Iberia today posted its results in 2009, one of the most difficult years in the airline’s history, when the world economic crisis and stiff competition led to a steep decline in operating income. After 13 consecutive profitable years, Iberia reported a net loss of 273 million euros in 2009.
Throughout the year Iberia adapted its supply of flight services to the changes in the different markets, cutting seat supply overall by 6 per cent, which brought an overall passenger load factor of 79.8 per cent, similar to that of 2008, and one of the highest achieved by any European network carrier last year.
Operating income plunged by 19.1 per cent in the year, due to the collapse in both passenger and cargo demand. Average income per RPK dropped 14.1 per cent from the 2008 level, due chiefly to the decline in demand for business class seats, and to cutthroat competition in most of Iberia’s markets.
Meanwhile, operating expenses fell by 11.9 per cent to 4,873 million euros in 2009, due in large part to the 482 million euro (28.9 per cent) reduction in spending on fuel, thanks to lower prices and smaller purchases. Unit operating costs were down by 6.3 per cent to 7.84 euro-cents per ASK.
The average staff level was trimmed by 4.2 per cent to 20,671 people. The 6 per cent decline in seat supply led to a 1.8 per cent fall in productivity, measured as ASK per employee. In contrast, the fleet utilisation rate rose 3.7 per cent to an average of 10.3 hours/day per aircraft, thanks to the reduction of the fleet by 10 aircraft via the cancelling of leasing agreements, the postponement of new deliveries and the mothballing of some units. At the end of 2009 Iberia had 109 aircraft in service.
Passenger traffic (RPKs) fell by 6.2 per cent in the year, while seat supply (ASKs) was cut by 6 per cent. On long-haul routes the seat supply reduction was only 3.3 per cent, while traffic volume in this segment declined by 5.4 per cent in the year. The final quarter showed some signs of recovery, and the occupancy rate (load factor) edged 0.6 points higher. Business class seat demand in the segment was off by 13.3 per cent, but it recovered slightly after the summer. Iberia maintained its leadership of the Europe-Latin America market with a 20.1 per cent share.
Load factor on Iberia’s medium haul international flights improved by 2.5 points, reaching 75.6 per cent, following a 9.2 per cent cut in seat supplies. Demand in this segment fell by 6 per cent.
Seat supplies in the domestic market were cut by 11 per cent in the year, which pushed the load factor 0.4 points higher. On the Madrid-Barcelona route seat supplies were slashed by 20 per cent; this percentage was lower in the last nine months of the year.
Revenues from outside clients amounted to 322 million euros for Iberia Maintenance in 2009, a 4.1 per cent improvement from the previous year, thanks mostly to technical assistance to Spain’s Defence Ministry and landing gear repairs, a new business line for the division.
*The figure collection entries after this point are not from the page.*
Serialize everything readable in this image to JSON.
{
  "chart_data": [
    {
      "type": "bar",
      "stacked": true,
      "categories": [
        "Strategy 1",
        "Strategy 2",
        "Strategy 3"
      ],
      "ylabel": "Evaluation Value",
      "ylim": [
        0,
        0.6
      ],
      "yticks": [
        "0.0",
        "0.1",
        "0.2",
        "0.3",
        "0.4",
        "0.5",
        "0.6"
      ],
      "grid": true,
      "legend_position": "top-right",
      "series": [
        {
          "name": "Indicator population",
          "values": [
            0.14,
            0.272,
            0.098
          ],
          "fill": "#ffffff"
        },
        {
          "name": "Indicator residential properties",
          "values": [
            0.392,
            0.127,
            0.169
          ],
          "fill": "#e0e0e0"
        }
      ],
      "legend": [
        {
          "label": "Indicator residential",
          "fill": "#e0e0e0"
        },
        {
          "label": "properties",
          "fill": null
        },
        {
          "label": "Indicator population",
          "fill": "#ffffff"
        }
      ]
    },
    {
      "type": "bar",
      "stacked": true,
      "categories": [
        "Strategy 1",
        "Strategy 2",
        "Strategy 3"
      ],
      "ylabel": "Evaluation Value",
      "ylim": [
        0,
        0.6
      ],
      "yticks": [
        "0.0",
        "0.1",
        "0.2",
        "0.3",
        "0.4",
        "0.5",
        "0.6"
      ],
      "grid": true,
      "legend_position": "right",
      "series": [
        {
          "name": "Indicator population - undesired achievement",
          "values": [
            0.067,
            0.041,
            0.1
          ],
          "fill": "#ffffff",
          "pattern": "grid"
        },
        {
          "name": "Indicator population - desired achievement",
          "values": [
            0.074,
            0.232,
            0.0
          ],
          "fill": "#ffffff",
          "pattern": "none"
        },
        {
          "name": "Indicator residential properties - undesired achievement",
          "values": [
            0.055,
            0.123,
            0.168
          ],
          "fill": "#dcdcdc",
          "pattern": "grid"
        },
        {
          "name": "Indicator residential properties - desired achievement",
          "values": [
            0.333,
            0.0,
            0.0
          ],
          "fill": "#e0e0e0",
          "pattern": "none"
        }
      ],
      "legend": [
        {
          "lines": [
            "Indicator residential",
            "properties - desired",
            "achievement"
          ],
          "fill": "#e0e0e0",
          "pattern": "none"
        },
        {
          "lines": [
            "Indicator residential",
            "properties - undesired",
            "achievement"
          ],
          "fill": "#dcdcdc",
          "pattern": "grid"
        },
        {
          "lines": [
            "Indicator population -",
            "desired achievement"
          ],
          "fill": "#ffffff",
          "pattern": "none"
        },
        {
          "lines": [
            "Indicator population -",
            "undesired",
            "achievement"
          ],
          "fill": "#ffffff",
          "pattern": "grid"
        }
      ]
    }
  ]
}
Despite a 7.3 per cent decline in the number of aircraft served, the income from Iberia’s handling division (Iberia Airport Services) was down by only 3.3 per cent, thanks to a 2.1 per cent increase in unit revenues, and larger income flows from other airport services, including Iberia’s share in a new business for assisting reduced-mobility passengers. In the fourth quarter, handling division revenues were boosted by 2 per cent when the Vueling carrier signed up for the division’s services.
As of December 31, 2009, the Iberia Group has net assets of 1,551 million euros, down 0.8 per cent for the year. The impact of the net loss of 273 million euros in 2009 was offset by better hedging operations valuation and the rise in value of British Airways shares. Iberia’s available balance came to 1,974 million euros, 377 million less than a year earlier.